[Cuis-dev] [Ann] Serialization of BlockClosures

Phil B pbpublist at gmail.com
Mon Sep 30 22:39:21 PDT 2019


Juan,

On Mon, Sep 30, 2019 at 11:24 PM Juan Vuletich <juan at jvuletich.org> wrote:

> Please, let's restart this discussion with a different focus. Let's
> forget for a while about #species, that is a private message, and lets
> focus on external behavior. Let's go to #species or an alternative
> implementation strategy afterwards. Also, please let's use examples.
>

Well, um, err... you're kind of taking my main objection out of the scope
of discussion.  If you don't redefine #species I'm sort of OK with what you
want (i.e. I probably won't use it for the reasons cited in my response in
Nicolas' thread[1], but I won't try to stand in the way of you adding the
functionality you want)


> Take a fresh image.
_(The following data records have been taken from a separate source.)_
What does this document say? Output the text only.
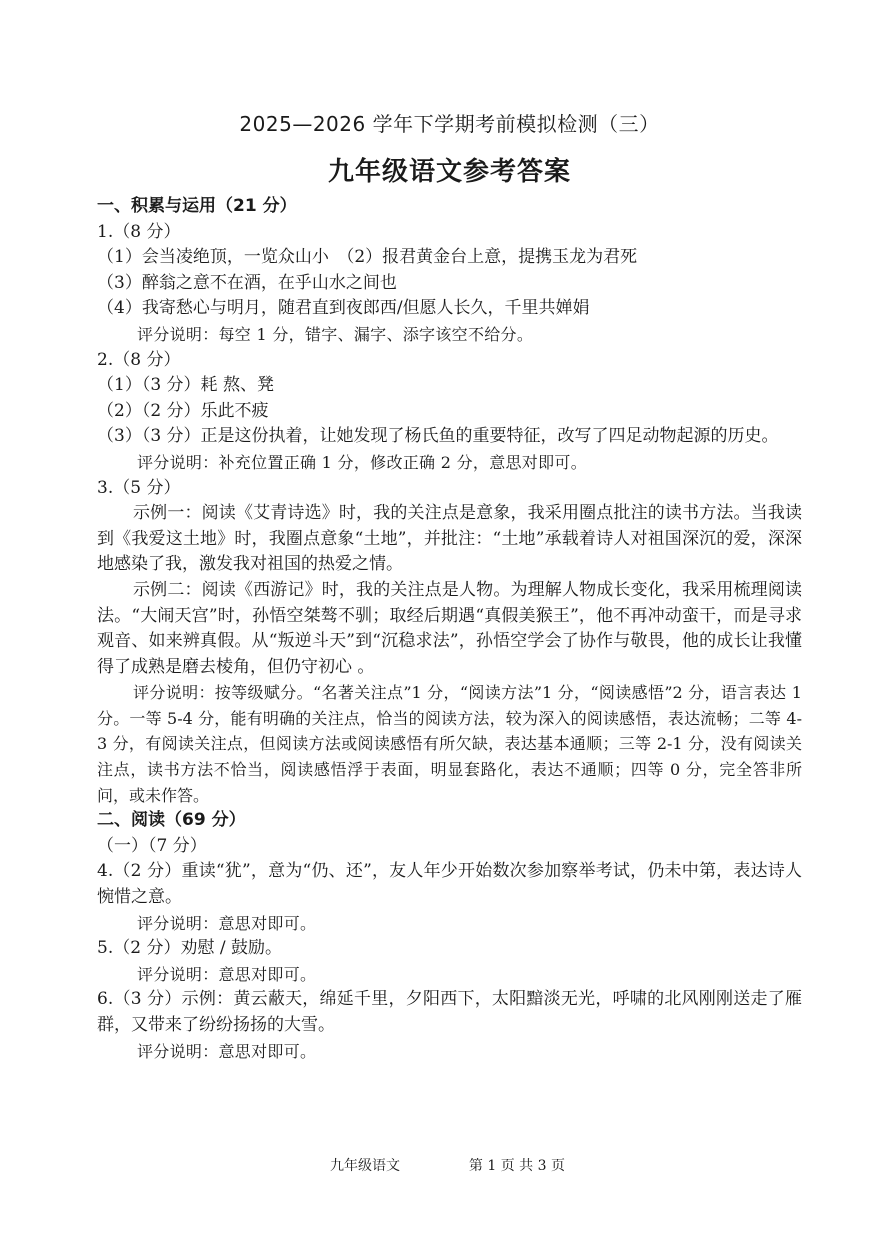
2025—2026 学年下学期考前模拟检测（三）
九年级语文参考答案

一、积累与运用（21 分）

1.（8 分）

（1）会当凌绝顶，一览众山小　（2）报君黄金台上意，提携玉龙为君死

（3）醉翁之意不在酒，在乎山水之间也

（4）我寄愁心与明月，随君直到夜郎西/但愿人长久，千里共婵娟

评分说明：每空 1 分，错字、漏字、添字该空不给分。

2.（8 分）

（1）（3 分）耗 熬、凳

（2）（2 分）乐此不疲

（3）（3 分）正是这份执着，让她发现了杨氏鱼的重要特征，改写了四足动物起源的历史。

评分说明：补充位置正确 1 分，修改正确 2 分，意思对即可。

3.（5 分）

示例一：阅读《艾青诗选》时，我的关注点是意象，我采用圈点批注的读书方法。当我读到《我爱这土地》时，我圈点意象“土地”，并批注：“土地”承载着诗人对祖国深沉的爱，深深地感染了我，激发我对祖国的热爱之情。

示例二：阅读《西游记》时，我的关注点是人物。为理解人物成长变化，我采用梳理阅读法。“大闹天宫”时，孙悟空桀骜不驯；取经后期遇“真假美猴王”，他不再冲动蛮干，而是寻求观音、如来辨真假。从“叛逆斗天”到“沉稳求法”，孙悟空学会了协作与敬畏，他的成长让我懂得了成熟是磨去棱角，但仍守初心 。

评分说明：按等级赋分。“名著关注点”1 分，“阅读方法”1 分，“阅读感悟”2 分，语言表达 1 分。一等 5-4 分，能有明确的关注点，恰当的阅读方法，较为深入的阅读感悟，表达流畅；二等 4-3 分，有阅读关注点，但阅读方法或阅读感悟有所欠缺，表达基本通顺；三等 2-1 分，没有阅读关注点，读书方法不恰当，阅读感悟浮于表面，明显套路化，表达不通顺；四等 0 分，完全答非所问，或未作答。

二、阅读（69 分）

（一）（7 分）

4.（2 分）重读“犹”，意为“仍、还”，友人年少开始数次参加察举考试，仍未中第，表达诗人惋惜之意。

评分说明：意思对即可。

5.（2 分）劝慰 / 鼓励。

评分说明：意思对即可。

6.（3 分）示例：黄云蔽天，绵延千里，夕阳西下，太阳黯淡无光，呼啸的北风刚刚送走了雁群，又带来了纷纷扬扬的大雪。

评分说明：意思对即可。

九年级语文	第 1 页 共 3 页
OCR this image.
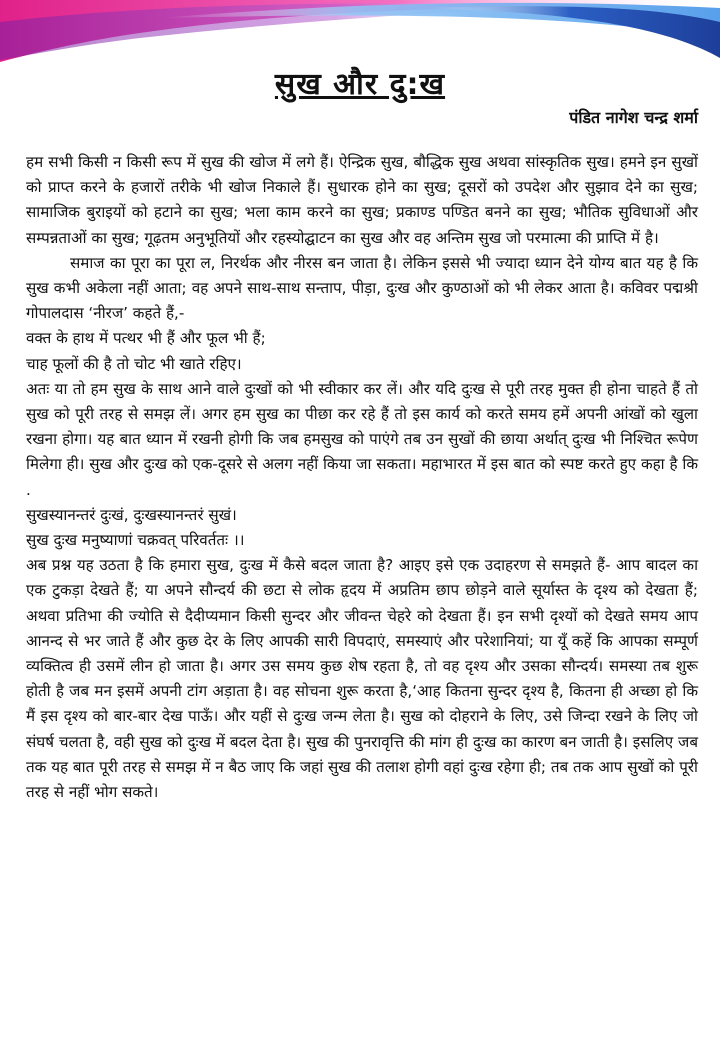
सुख और दु:ख

पंडित नागेश चन्द्र शर्मा

हम सभी किसी न किसी रूप में सुख की खोज में लगे हैं। ऐन्द्रिक सुख, बौद्धिक सुख अथवा सांस्कृतिक सुख। हमने इन सुखों को प्राप्त करने के हजारों तरीके भी खोज निकाले हैं। सुधारक होने का सुख; दूसरों को उपदेश और सुझाव देने का सुख; सामाजिक बुराइयों को हटाने का सुख; भला काम करने का सुख; प्रकाण्ड पण्डित बनने का सुख; भौतिक सुविधाओं और सम्पन्नताओं का सुख; गूढ़तम अनुभूतियों और रहस्योद्घाटन का सुख और वह अन्तिम सुख जो परमात्मा की प्राप्ति में है।

समाज का पूरा का पूरा ल, निरर्थक और नीरस बन जाता है। लेकिन इससे भी ज्यादा ध्यान देने योग्य बात यह है कि सुख कभी अकेला नहीं आता; वह अपने साथ-साथ सन्ताप, पीड़ा, दुःख और कुण्ठाओं को भी लेकर आता है। कविवर पद्मश्री गोपालदास ‘नीरज’ कहते हैं,-

वक्त के हाथ में पत्थर भी हैं और फूल भी हैं;

चाह फूलों की है तो चोट भी खाते रहिए।

अतः या तो हम सुख के साथ आने वाले दुःखों को भी स्वीकार कर लें। और यदि दुःख से पूरी तरह मुक्त ही होना चाहते हैं तो सुख को पूरी तरह से समझ लें। अगर हम सुख का पीछा कर रहे हैं तो इस कार्य को करते समय हमें अपनी आंखों को खुला रखना होगा। यह बात ध्यान में रखनी होगी कि जब हमसुख को पाएंगे तब उन सुखों की छाया अर्थात् दुःख भी निश्चित रूपेण मिलेगा ही। सुख और दुःख को एक-दूसरे से अलग नहीं किया जा सकता। महाभारत में इस बात को स्पष्ट करते हुए कहा है कि .

सुखस्यानन्तरं दुःखं, दुःखस्यानन्तरं सुखं।

सुख दुःख मनुष्याणां चक्रवत् परिवर्ततः ।।

अब प्रश्न यह उठता है कि हमारा सुख, दुःख में कैसे बदल जाता है? आइए इसे एक उदाहरण से समझते हैं- आप बादल का एक टुकड़ा देखते हैं; या अपने सौन्दर्य की छटा से लोक हृदय में अप्रतिम छाप छोड़ने वाले सूर्यास्त के दृश्य को देखता हैं; अथवा प्रतिभा की ज्योति से दैदीप्यमान किसी सुन्दर और जीवन्त चेहरे को देखता हैं। इन सभी दृश्यों को देखते समय आप आनन्द से भर जाते हैं और कुछ देर के लिए आपकी सारी विपदाएं, समस्याएं और परेशानियां; या यूँ कहें कि आपका सम्पूर्ण व्यक्तित्व ही उसमें लीन हो जाता है। अगर उस समय कुछ शेष रहता है, तो वह दृश्य और उसका सौन्दर्य। समस्या तब शुरू होती है जब मन इसमें अपनी टांग अड़ाता है। वह सोचना शुरू करता है,‘आह कितना सुन्दर दृश्य है, कितना ही अच्छा हो कि मैं इस दृश्य को बार-बार देख पाऊँ। और यहीं से दुःख जन्म लेता है। सुख को दोहराने के लिए, उसे जिन्दा रखने के लिए जो संघर्ष चलता है, वही सुख को दुःख में बदल देता है। सुख की पुनरावृत्ति की मांग ही दुःख का कारण बन जाती है। इसलिए जब तक यह बात पूरी तरह से समझ में न बैठ जाए कि जहां सुख की तलाश होगी वहां दुःख रहेगा ही; तब तक आप सुखों को पूरी तरह से नहीं भोग सकते।
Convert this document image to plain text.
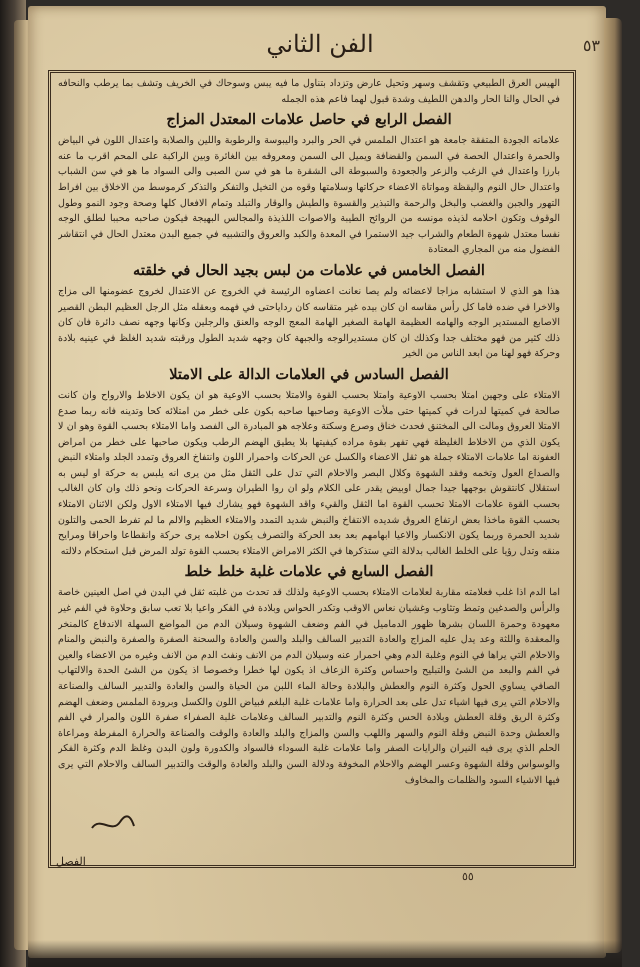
٥٣
الفن الثاني

الهيس العرق الطبيعي وتقشف وسهر وتحيل عارض وتزداد بتناول ما فيه يبس وسوحاك في الخريف وتشف بما يرطب والنحافه في الحال والنا الحار والدهن اللطيف وشدة قبول لهما فاعم هذه الجمله

الفصل الرابع في حاصل علامات المعتدل المزاج

علاماته الجودة المتفقة جامعة هو اعتدال الملمس في الحر والبرد واليبوسة والرطوبة واللين والصلابة واعتدال اللون في البياض والحمرة واعتدال الحصة في السمن والقضافة ويميل الى السمن ومعروقه بين الغائرة وبين الراكبة على المحم اقرب ما عنه بارزا واعتدال في الزغب والزعر والجعودة والسبوطة الى الشقرة ما هو في سن الصبى والى السواد ما هو في سن الشباب واعتدال حال النوم واليقظة ومواتاة الاعضاء حركاتها وسلامتها وقوه من التخيل والتفكر والتذكر كرموسط من الاخلاق بين افراط التهور والجبن والغضب والبخل والرحمة والتبذير والقسوة والطيش والوقار والتبلد وتمام الافعال كلها وصحة وجود النمو وطول الوقوف وتكون احلامه لذيذه مونسه من الروائح الطيبة والاصوات اللذيذة والمجالس البهيجة فيكون صاحبه محببا لطلق الوجه نفسا معتدل شهوة الطعام والشراب جيد الاستمرا في المعدة والكبد والعروق والتشبيه في جميع البدن معتدل الحال في انتقاشر الفضول منه من المجاري المعتادة

الفصل الخامس في علامات من لبس بجيد الحال في خلقته

هذا هو الذي لا استشابه مزاجا لاعضائه ولم يصا نعانت اعضاوه الرئيسة في الخروج عن الاعتدال لخروج عضومنها الى مزاج والاخرا في ضده فاما كل رأس مقاسه ان كان بيده غير متقاسه كان رداياحتى في فهمه وبعقله مثل الرجل العظيم البطن القصير الاصابع المستدير الوجه والهامه العظيمة الهامة الصغير الهامة المعج الوجه والعنق والرجلين وكانها وجهه نصف دائرة فان كان ذلك كثير من فهو مختلف جدا وكذلك ان كان مستديرالوجه والجبهة كان وجهه شديد الطول ورقبته شديد الغلظ في عينيه بلادة وحركة فهو لهنا من ابعد الناس من الخير

الفصل السادس في العلامات الدالة على الامتلا

الامتلاء على وجهين امتلا بحسب الاوعية وامتلا بحسب القوة والامتلا بحسب الاوعية هو ان يكون الاخلاط والارواح وان كانت صالحة في كميتها لدرات في كميتها حتى ملأت الاوعية وصاحبها صاحبه بكون على خطر من امتلائه كحا وتدينه فانه ربما صدع الامتلا العروق ومالت الى المختنق فحدث خناق وصرع وسكتة وعلاجه هو المبادرة الى الفصد واما الامتلاء بحسب القوة وهو ان لا يكون الذي من الاخلاط الغليظة فهي تفهر بقوة مراده كيفيتها بلا يطيق الهضم الرطب ويكون صاحبها على خطر من امراض العفونة اما علامات الامتلاء جملة هو ثقل الاعضاء والكسل عن الحركات واحمرار اللون وانتفاخ العروق وتمدد الجلد وامتلاء النبض والصداع العول وتخمه وفقد الشهوة وكلال البصر والاحلام التي تدل على الثقل مثل من يرى انه يلبس به حركة او ليس به استقلال كانتقوش بوجهها جيدا جمال اوبيض يقدر على الكلام ولو ان روا الطيران وسرعة الحركات ونحو ذلك وان كان الغالب بحسب القوة علامات الامتلا تحسب القوة اما الثقل والقيء واقد الشهوة فهو يشارك فيها الامتلاء الاول ولكن الاثنان الامتلاء بحسب القوة ماخذا بعض ارتفاع العروق شديده الانتفاخ والنبض شديد التمدد والامتلاء العظيم والالم ما لم تفرط الحمى والتلون شديد الحمرة وربما يكون الانكسار والاعيا ابهامهم بعد بعد الحركة والتصرف يكون احلامه يرى حركة وانقطاعا واحراقا ومرايح منقه وتدل رؤيا على الخلط الغالب بدلالة التي ستذكرها في الكثر الامراض الامتلاء بحسب القوة تولد المرض قبل استحكام دلالته

الفصل السابع في علامات غلبة خلط خلط

اما الدم اذا غلب فعلامته مقاربة لعلامات الامتلاء بحسب الاوعية ولذلك قد تحدث من غلبته ثقل في البدن في اصل العينين خاصة والرأس والصدغين وتمط وتثاوب وغشيان نعاس الاوقب وتكدر الحواس وبلادة في الفكر واعيا بلا تعب سابق وحلاوة في الفم غير معهودة وحمرة اللسان بشرها ظهور الدماميل في الفم وضعف الشهوة وسيلان الدم من المواضع السهلة الاندفاع كالمنخر والمعقدة واللثة وعد يدل عليه المزاج والعادة التدبير السالف والبلد والسن والعادة والسحنة الصفرة والصفرة والنبض والمنام والاحلام التي يراها في النوم وغلبة الدم وهي احمرار عنه وسيلان الدم من الانف ونفث الدم من الانف وغيره من الاعضاء والعين في الفم والبعد من الشئ والتبليح واحساس وكثرة الزعاف اذ يكون لها خطرا وخصوصا اذ يكون من الشئ الحدة والالتهاب الصافي يساوي الحول وكثرة النوم والعطش والبلادة وحالة الماء اللبن من الحياة والسن والعادة والتدبير السالف والصناعة والاحلام التي يرى فيها اشياء تدل على بعد الحرارة واما علامات غلبة البلغم فبياض اللون والكسل وبرودة الملمس وضعف الهضم وكثرة الريق وقلة العطش وبلادة الحس وكثرة النوم والتدبير السالف وعلامات غلبة الصفراء صفرة اللون والمرار في الفم والعطش وحدة النبض وقلة النوم والسهر واللهب والسن والمزاج والبلد والعادة والوقت والصناعة والحرارة المفرطة ومراعاة الحلم الذي يرى فيه النيران والرايات الصفر واما علامات غلبة السوداء فالسواد والكدورة ولون البدن وغلظ الدم وكثرة الفكر والوسواس وقلة الشهوة وعسر الهضم والاحلام المخوفة ودلالة السن والبلد والعادة والوقت والتدبير السالف والاحلام التي يرى فيها الاشياء السود والظلمات والمخاوف

الفصل
٥٥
Evaluate:
>
> Color red select: [ :v | v > 0.5 ].
>
> Color red collect: [ :v | v printString ].
>
> Both fail. #select: fails because it might answer less than 3 elements,
> and a Color must have 3 elements. #collect: fails because the answer
> elements might be of any class, but Color components must be Float.
>

Yep.  Another solution would be to override #select: etc. for Color with
'self error: 'Not a collection!''  OK, I'm not serious about all those
overrides, but my point (per my response in the other thread) is that
externally we shouldn't be depending on Color to be a collection.


>
> Possible solutions might be answering FloatArray (fixes #select: but not
> #collect:) or Array (fixes both). Changesets #3889 and #3890 attempt to
> fix #select: by looking for some superclass that doesn't enforce a
> specific number of elements, in #species. In this implementation, the
> answer of #species only changes for classes that do enforce a specific
> number of elements.
>

> As another example of the #collect: problem, see
>
>
> 'Hello' collect: [ :c | c numericValue ]
>
> String chooses to reimplement #collect: . A more general solution would
> be desirable.
>

String is a good example of another class where it's collection-ness has
been even more abused, IMO.[2]  I would much rather have code that need it,
however redundant, do something along the lines of 'somestring'
asCharacters.  That would make it perfectly clear when you need to pierce
it's String-ness and treat it as a sequence of characters.  I expect most
Smalltalkers would hate this idea.


>
> Please provide other actual examples that I can try in a Cuis image
> where the assumptions made for Color become invalid, and your code
> breaks. Or provide examples I can try of how you use #species, and your
> code breaks with #3889 and #3890. I really want to understand the
> problems you see, and I find it very difficult with only an abstract
> description.
>

The first example I ran into was in Vector3>cross: (you can see an
implementation of it here:
https://github.com/pbella/Cuis-OpenGL/blob/master/3DTransform.pck.st#L2247)
though pretty much any sender of #species (I have over 200 in my image)
potentially applies: what you're returning changes the definition of
#species and therefore may[3] break existing code.  What's most problematic
about this change is that because it's relatively subtle, it may not be
immediately obvious in all cases what the breakage is because existing code
will kinda-sorta work: you'll get back a class which may mostly work right
up until the point that it doesn't which might be pretty far from the
sender of #species that resulted in the now problematic instance.


> Thanks,
>
> --
> Juan Vuletich
>

Thanks,
Phil

[1] It's not an abstract objection: I actually have Color-compatible
implementations that aren't in the Collection hierarchy that I want to keep
interchangeable at an instance level.

[2] This also isn't an abstract objection.  I have lots of object-walking
code that I have to specifically say 'enumerate (or whatever) this
collection only if it's a non-String collection' to avoid all sorts of
issues.  From the standpoint of my code, String is an atomic type that
logically (usually) doesn't make sense to treat as a collection.

[3] Now you may say 'Ha! See... "may" break.. how big a problem can it be
then?'  It means it's among the biggest PITA-type breakage you can have.
It won't always, and won't immediately, break things.  When it does, have
fun tracking it down in your code.  Great, now you've tracked it down... oh
crap, that method now uses ad hoc polymorphism... now what?